Sepanjang 2024, tercatat 4.042 warga terdiagnosis TBC dari total 16.689 orang yang menjalani pemeriksaan. Dari jumlah itu, 145 orang meninggal dunia. Sementara pada 2025, sejak Januari hingga Agustus sudah muncul 1.645 kasus baru, dan hingga September sebanyak 44 warga dilaporkan meninggal.
Menanggapi kondisi tersebut, Wakil Ketua Komisi IV DPRD Samarinda, Sri Puji Astuti, menilai perlunya langkah cepat dan sistematis agar penularan dapat ditekan.

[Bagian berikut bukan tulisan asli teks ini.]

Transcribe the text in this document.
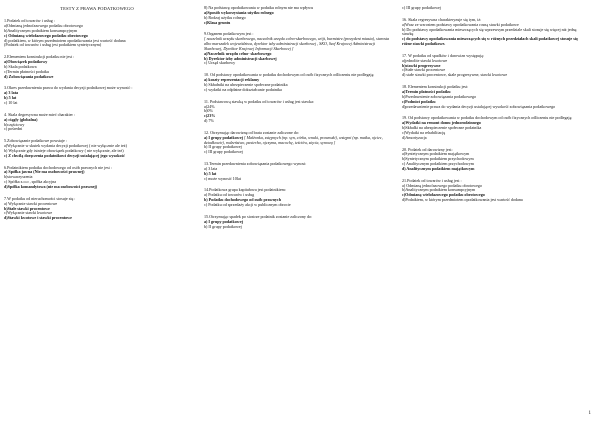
TESTY Z PRAWA PODATKOWEGO
1.Podatek od towarów i usług :
a)Odmianą jednofazowego podatku obrotowego
b)Analitycznym podatkiem konsumpcyjnym
c) Odmianą wielofazowego podatku obrotowego
d) podatkiem, w którym przedmiotem opodatkowania jest wartość dodana
(Podatek od towarów i usług jest podatkiem syntetycznym)
2.Elementem konstrukcji podatku nie jest :
a)Obowiązek podatkowy
b) Skala podatkowa
c)Termin płatności podatku
d) Zobowiązania podatkowe
3.Okres przedawnienia prawa do wydania decyzji podatkowej może wynosić :
a) 3 lata
b) 5 lat
c) 10 lat
4. Skala degresywna może mieć charakter :
a) ciągły (globalna)
b)częściowy
c) pośredni
5.Zobowiązanie podatkowe powstaje :
a)Wyłącznie w skutek wydania decyzji podatkowej ( nie wyłącznie ale też)
b) Wyłącznie gdy istnieje obowiązek podatkowy ( nie wyłącznie, ale też)
c) Z chwilą doręczenia podatnikowi decyzji ustalającej jego wysokość
6.Podatnikiem podatku dochodowego od osób prawnych nie jest :
a) Spółka jawna (Nie ma osobowości prawnej)
b)stowarzyszenia
c) Spółka z.o.o , spółka akcyjna
d)Spółka komandytowa (nie ma osobowości prawnej)
7.W podatku od nieruchomości stosuje się :
a) Wyłącznie stawki procentowe
b)Stałe stawki procentowe
c)Wyłącznie stawki kwotowe
d)Stawki kwotowe i stawki procentowe
8) Na podstawę opodatkowania w podatku rolnym nie ma wpływu
a)Sposób wykorzystania użytku rolnego
b) Rodzaj użytku rolnego
c)Klasa gruntu
9.Organem podatkowym jest :
[ naczelnik urzędu skarbowego, naczelnik urzędu celno-skarbowego, wójt, burmistrz (prezydent miasta), starosta albo marszałek województwa, dyrektor izby administracji skarbowej , SKO, Szef Krajowej Administracji Skarbowej, Dyrektor Krajowej Informacji Skarbowej ]
a)Naczelnik urzędu celno- skarbowego
b) Dyrektor izby administracji skarbowej
c) Urząd skarbowy
10. Od podstawy opodatkowania w podatku dochodowym od osób fizycznych odliczeniu nie podlegają:
a) koszty reprezentacji reklamy
b) Składniki na ubezpieczenie społeczne podatnika
c) wydatki na odpłatne dokształcanie podatnika
11. Podstawową stawką w podatku od towarów i usług jest stawka:
a)24%
b)0%
c)23%
d) 7%
12. Otrzymując darowiznę od brata zostanie zaliczone do:
a) I grupy podatkowej [ Małżonka, zstępnych (np. syn, córka, wnuki, prawnuki), wstępni (np. matka, ojciec, dziadkowie), rodzeństwo, pasierba, ojczyma, macochę, teściów, zięcia, synową ]
b) II grupy podatkowej
c) III grupy podatkowej
13.Termin przedawnienia zobowiązania podatkowego wynosi:
a) 3 lata
b) 5 lat
c) może wynosić 10lat
14.Podatkowa grupa kapitałowa jest podatnikiem:
a) Podatku od towarów i usług
b) Podatku dochodowego od osób prawnych
c) Podatku od sprzedaży akcji w publicznym obrocie
15.Otrzymując spadek po siostrze podatnik zostanie zaliczony do:
a) I grupy podatkowej
b) II grupy podatkowej
c) III grupy podatkowej
16. Skala regresywna charakteryzuje się tym, iż:
a)Wraz ze wzrostem podstawy opodatkowania rosną stawki podatkowe
b) Do podstawy opodatkowania mieszczących się wprzewsym przedziale skali stosuje się więcej niż jedną stawkę
c) do podstawy opodatkowania mieszczących się w różnych przedziałach skali podatkowej stosuje się różne stawki podatkowe.
17. W podatku od spadków i darowizn występują:
a)jednolite stawki kwotowe
b)stawki progresywne
c)Stałe stawki procentowe
d) stałe stawki procentowe, skale progresywne, stawki kwotowe
18. Elementem konstrukcji podatku jest:
a)Termin płatności podatku
b)Przedawnienie zobowiązania podatkowego
c)Podmiot podatku
d)przedawnienie prawa do wydania decyzji ustalającej wysokość zobowiązania podatkowego
19. Od podstawy opodatkowania w podatku dochodowym od osób fizycznych odliczeniu nie podlegają:
a)Wydatki na remont domu jednorodzinnego
b)Składki na ubezpieczenie społeczne podatnika
c)Wydatki na rehabilitację
d)Amortyzacja
20. Podatek od darowizny jest:
a)Syntetycznym podatkiem majątkowym
b)Syntetycznym podatkiem przychodowym
c) Analitycznym podatkiem przychodowym
d) Analitycznym podatkiem majątkowym
21.Podatek od towarów i usług jest :
a) Odmianą jednofazowego podatku obrotowego
b)Analitycznym podatkiem konsumpcyjnym
c)Odmianą wielofazowego podatku obrotowego
d)Podatkiem, w którym przedmiotem opodatkowania jest wartość dodana
1
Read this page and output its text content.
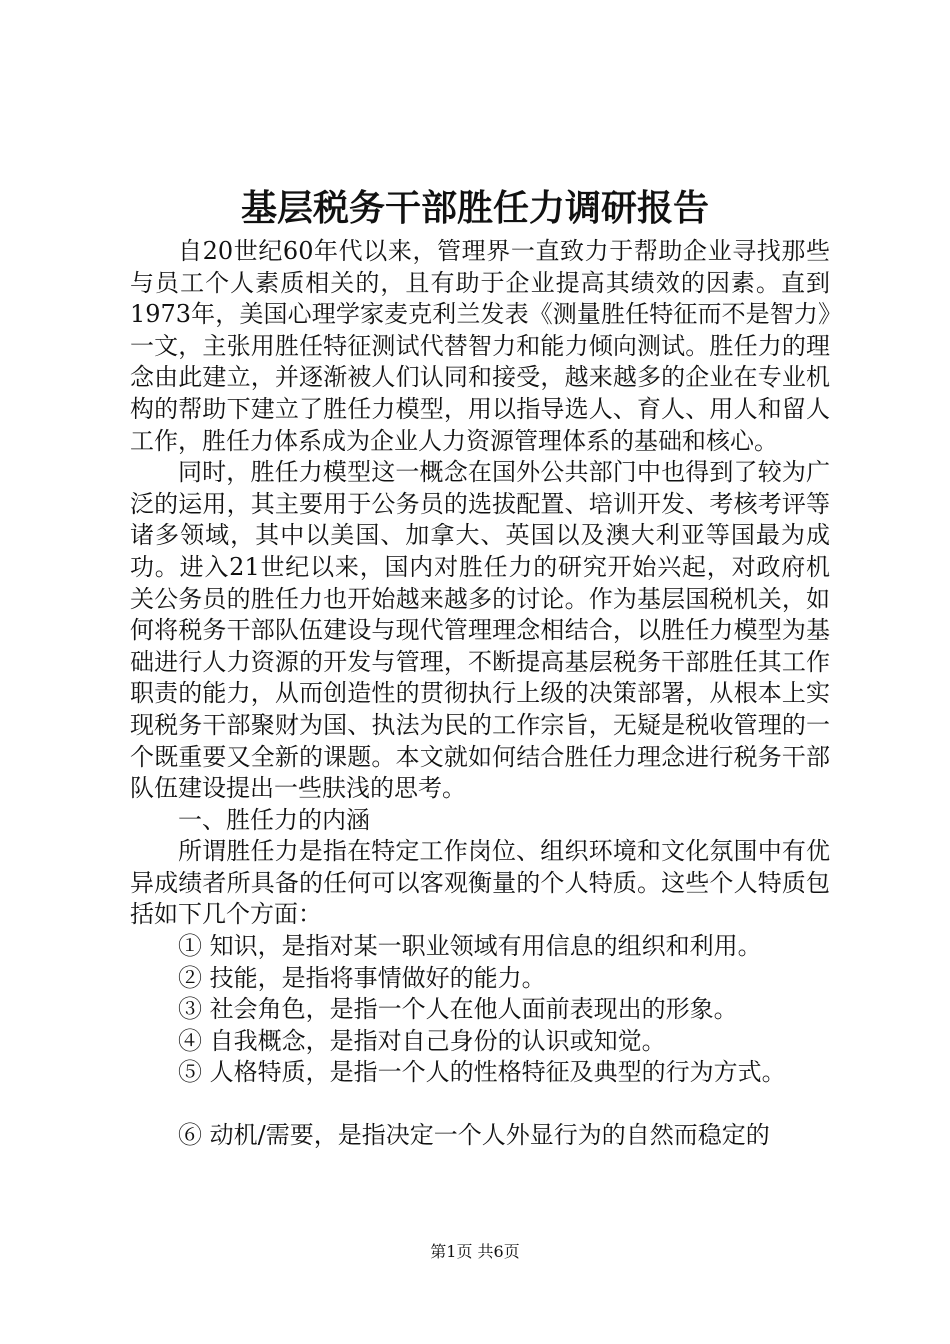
基层税务干部胜任力调研报告

自20世纪60年代以来，管理界一直致力于帮助企业寻找那些与员工个人素质相关的，且有助于企业提高其绩效的因素。直到1973年，美国心理学家麦克利兰发表《测量胜任特征而不是智力》一文，主张用胜任特征测试代替智力和能力倾向测试。胜任力的理念由此建立，并逐渐被人们认同和接受，越来越多的企业在专业机构的帮助下建立了胜任力模型，用以指导选人、育人、用人和留人工作，胜任力体系成为企业人力资源管理体系的基础和核心。

同时，胜任力模型这一概念在国外公共部门中也得到了较为广泛的运用，其主要用于公务员的选拔配置、培训开发、考核考评等诸多领域，其中以美国、加拿大、英国以及澳大利亚等国最为成功。进入21世纪以来，国内对胜任力的研究开始兴起，对政府机关公务员的胜任力也开始越来越多的讨论。作为基层国税机关，如何将税务干部队伍建设与现代管理理念相结合，以胜任力模型为基础进行人力资源的开发与管理，不断提高基层税务干部胜任其工作职责的能力，从而创造性的贯彻执行上级的决策部署，从根本上实现税务干部聚财为国、执法为民的工作宗旨，无疑是税收管理的一个既重要又全新的课题。本文就如何结合胜任力理念进行税务干部队伍建设提出一些肤浅的思考。

一、胜任力的内涵

所谓胜任力是指在特定工作岗位、组织环境和文化氛围中有优异成绩者所具备的任何可以客观衡量的个人特质。这些个人特质包括如下几个方面：

① 知识，是指对某一职业领域有用信息的组织和利用。

② 技能，是指将事情做好的能力。

③ 社会角色，是指一个人在他人面前表现出的形象。

④ 自我概念，是指对自己身份的认识或知觉。

⑤ 人格特质，是指一个人的性格特征及典型的行为方式。

⑥ 动机/需要，是指决定一个人外显行为的自然而稳定的

第1页 共6页
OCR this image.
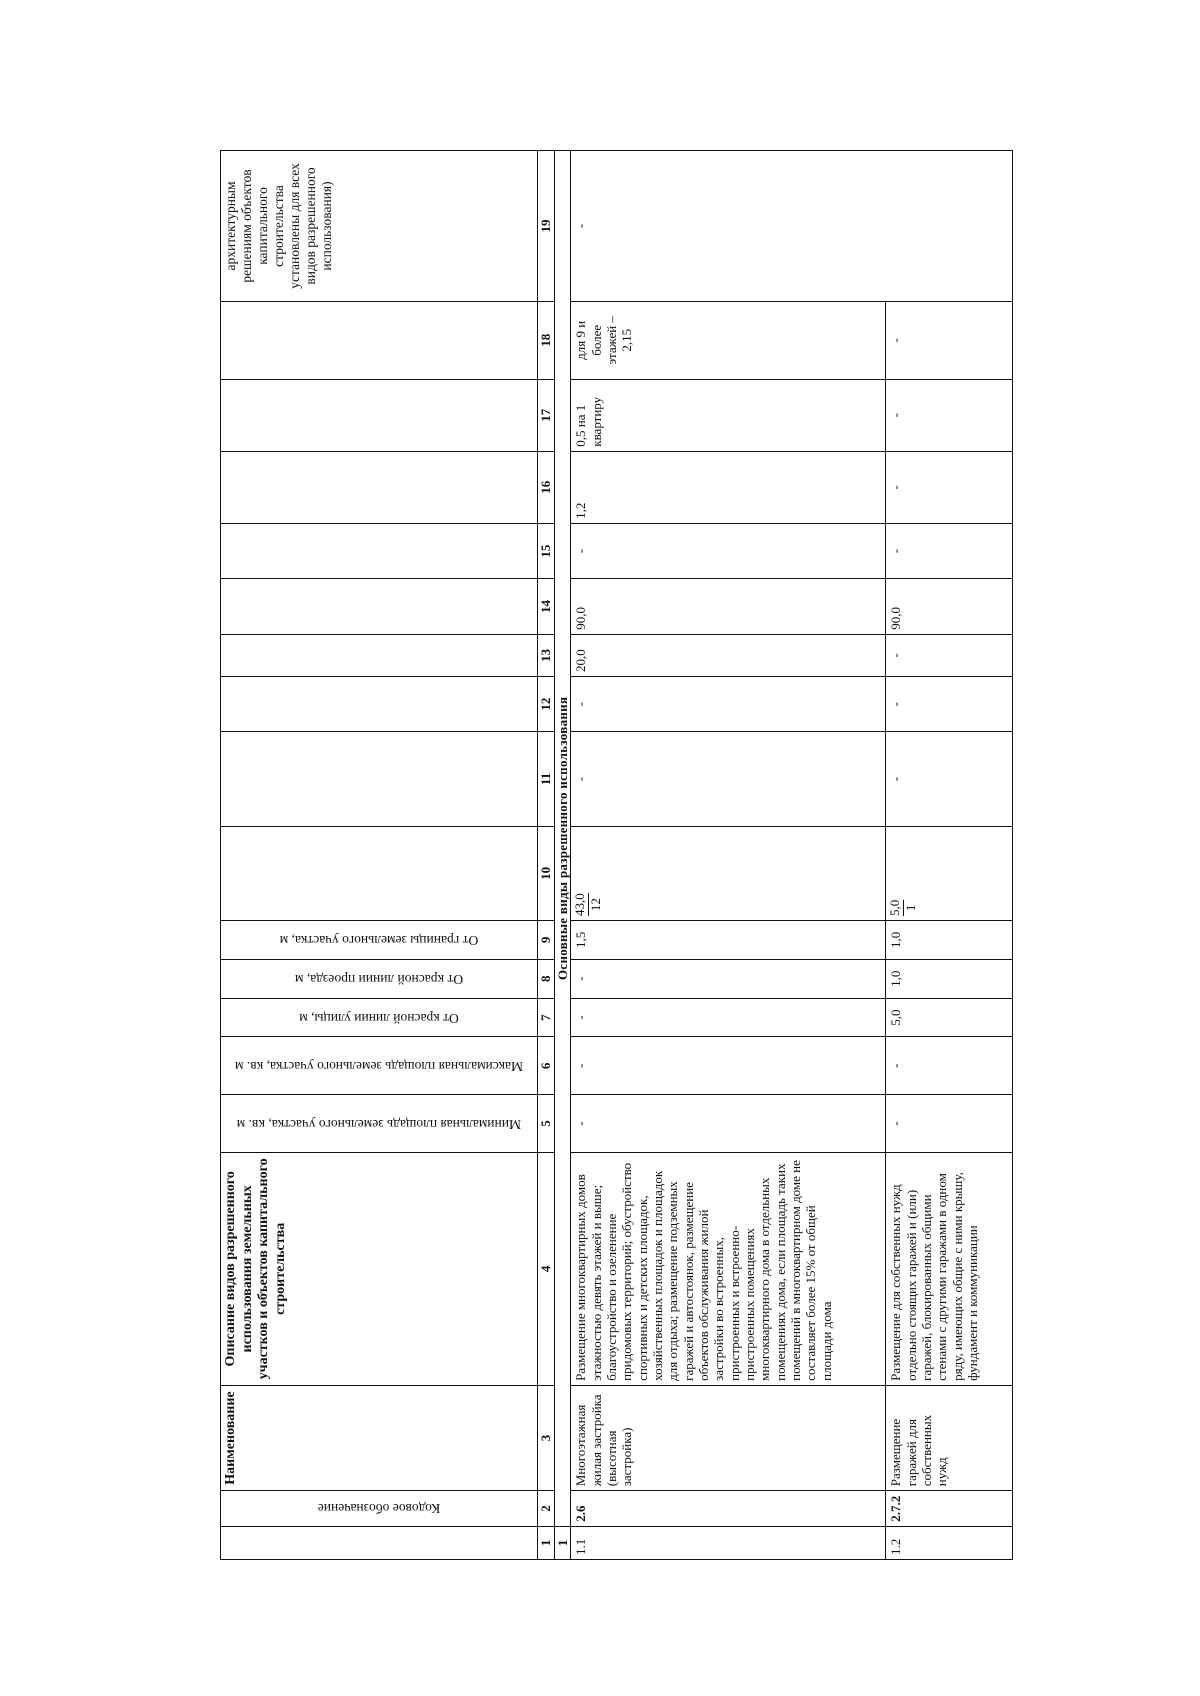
	Кодовое обозначение	Наименование	Описание видов разрешенного использования земельных участков и объектов капитального строительства	Минимальная площадь земельного участка, кв. м	Максимальная площадь земельного участка, кв. м	От красной линии улицы, м	От красной линии проезда, м	От границы земельного участка, м										архитектурным решениям объектов капитального строительства установлены для всех видов разрешенного использования)
1	2	3	4	5	6	7	8	9	10	11	12	13	14	15	16	17	18	19
1	Основные виды разрешенного использования																	
1.1	2.6	Многоэтажная жилая застройка (высотная застройка)	Размещение многоквартирных домов этажностью девять этажей и выше; благоустройство и озеленение придомовых территорий; обустройство спортивных и детских площадок, хозяйственных площадок и площадок для отдыха; размещение подземных гаражей и автостоянок, размещение объектов обслуживания жилой застройки во встроенных, пристроенных и встроенно-пристроенных помещениях многоквартирного дома в отдельных помещениях дома, если площадь таких помещений в многоквартирном доме не составляет более 15% от общей площади дома	-	-	-	-	1,5	43,0 12	-	-	20,0	90,0	-	1,2	0,5 на 1 квартиру	для 9 и более этажей – 2,15	-
1.2	2.7.2	Размещение гаражей для собственных нужд	Размещение для собственных нужд отдельно стоящих гаражей и (или) гаражей, блокированных общими стенами с другими гаражами в одном ряду, имеющих общие с ними крышу, фундамент и коммуникации	-	-	5,0	1,0	1,0	5,0 1	-	-	-	90,0	-	-	-	-	
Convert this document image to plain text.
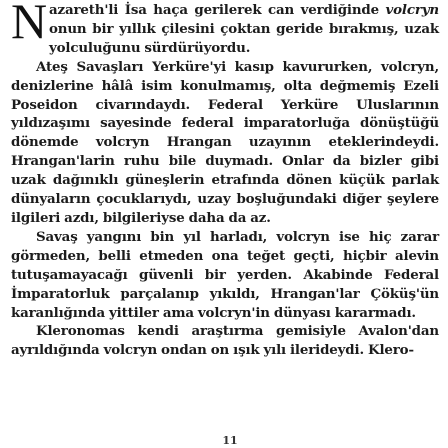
Nazareth'li İsa haça gerilerek can verdiğinde volcryn onun bir yıllık çilesini çoktan geride bırakmış, uzak yolculuğunu sürdürüyordu.

Ateş Savaşları Yerküre'yi kasıp kavururken, volcryn, denizlerine hâlâ isim konulmamış, olta değmemiş Ezeli Poseidon civarındaydı. Federal Yerküre Uluslarının yıldızaşımı sayesinde federal imparatorluğa dönüştüğü dönemde volcryn Hrangan uzayının eteklerindeydi. Hrangan'larin ruhu bile duymadı. Onlar da bizler gibi uzak dağınıklı güneşlerin etrafında dönen küçük parlak dünyaların çocuklarıydı, uzay boşluğundaki diğer şeylere ilgileri azdı, bilgileriyse daha da az.

Savaş yangını bin yıl harladı, volcryn ise hiç zarar görmeden, belli etmeden ona teğet geçti, hiçbir alevin tutuşamayacağı güvenli bir yerden. Akabinde Federal İmparatorluk parçalanıp yıkıldı, Hrangan'lar Çöküş'ün karanlığında yittiler ama volcryn'in dünyası kararmadı.

Kleronomas kendi araştırma gemisiyle Avalon'dan ayrıldığında volcryn ondan on ışık yılı ilerideydi. Klero-

11
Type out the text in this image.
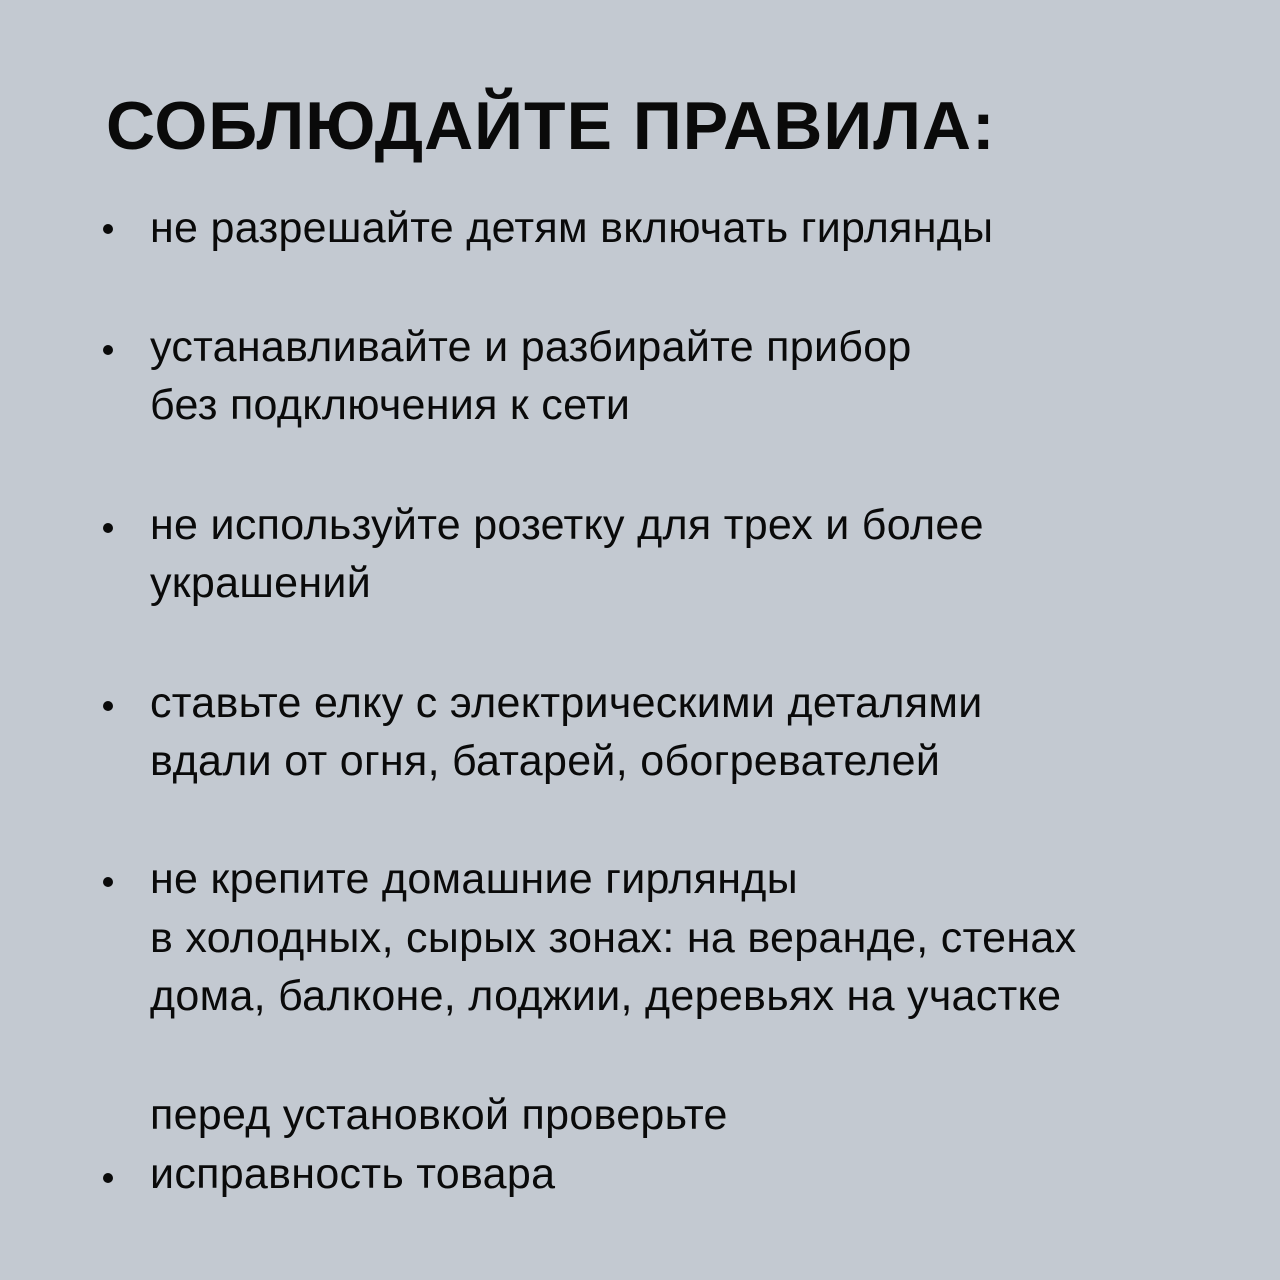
СОБЛЮДАЙТЕ ПРАВИЛА:
не разрешайте детям включать гирлянды
устанавливайте и разбирайте прибор
без подключения к сети
не используйте розетку для трех и более
украшений
ставьте елку с электрическими деталями
вдали от огня, батарей, обогревателей
не крепите домашние гирлянды
в холодных, сырых зонах: на веранде, стенах
дома, балконе, лоджии, деревьях на участке
перед установкой проверьте
исправность товара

“Kuncinya ada di screening. Semakin cepat kasus ditemukan, semakin cepat pengobatan bisa dilakukan. Hal ini sangat penting untuk menekan angka penularan dan kematian akibat TBC,” kata Puji, Rabu (24/9/2025).
Ia menambahkan, upaya medis semata tidak cukup tanpa dukungan kesadaran masyarakat. Menurutnya, kebersihan lingkungan dan gaya hidup sehat harus menjadi bagian dari strategi pencegahan yang berkelanjutan.
“Edukasi masyarakat harus berjalan beriringan dengan layanan medis agar upaya pencegahan lebih efektif,” jelasnya.
Selain itu, Puji mengingatkan agar puskesmas memperhatikan layanan bagi pasien HIV yang lebih rentan terinfeksi TBC. Ia meminta agar fasilitas kesehatan menyediakan sistem pelayanan yang menjaga kerahasiaan pasien.
“Pasien HIV sangat rentan terhadap TBC. Pelayanan harus nyaman dan teratur, termasuk dengan jam khusus agar privasi tetap terjaga,” ungkapnya.